No Congresso, os parlamentares quebram a cabeça para levar adiante uma CPI que sirva, efetivamente, para combater a corrupção, e não paralisar o país numa briga de vida e morte entre governo e mídia, visto que, mais que nunca, está claro quem é a oposição.
A decisão de não convocar os governadores, nem o repórter nem o dono da Veja, representa todavia um lamentável recuo político, uma confissão melancólica de covardia, que poderia ser em parte compensada se houvesse segurança de que o procurador-geral se empenhará em investigar o governador de Goiás, Marconi Perillo, e os desmandos da revista Veja. Infelizmente, não há esta segurança. O que nos conforta é a esperança de que a coragem que falta aos políticos, não faltará ao povo, e as próximas eleições poderão trazer surpresas bem agradáveis aos que acompanham a política tupi.
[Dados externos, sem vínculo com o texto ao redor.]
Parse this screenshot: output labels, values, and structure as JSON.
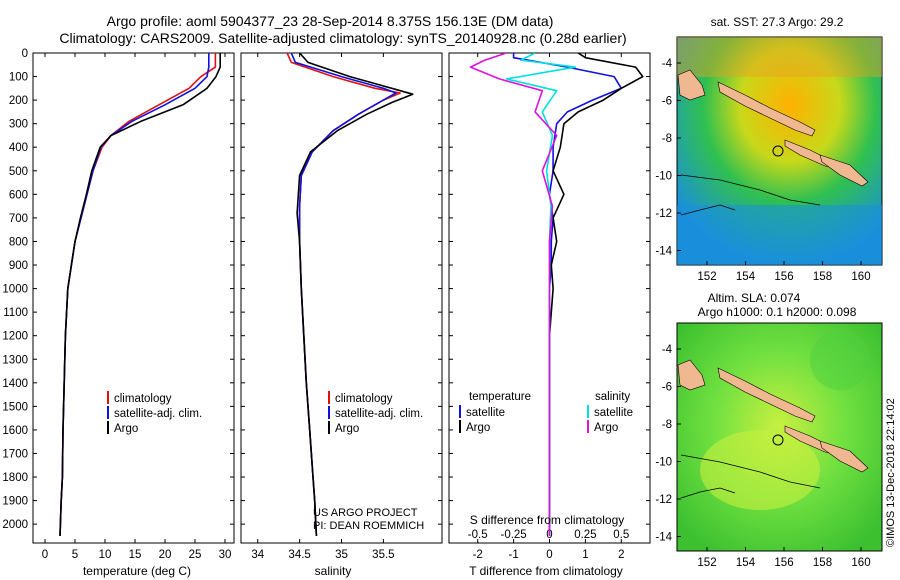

Mas ainda há tempo: conforme os debates avançarem, a CPI poderá chamar governadores e jornalistas envolvidos com o esquema Cachoeira.
Quanto aos desvios criminosos da mídia, a blogosfera continuará na lide, acompanhada do bom senso, intrepidez e humor do povo brasileiro. Esta é uma luta de ganha-ganha, porque mesmo se perdemos uma batalha, seremos ainda vencedores em espírito; já quando eles perderem, ouvir-se-á apenas o som abafado da terra caindo sobre um túmulo.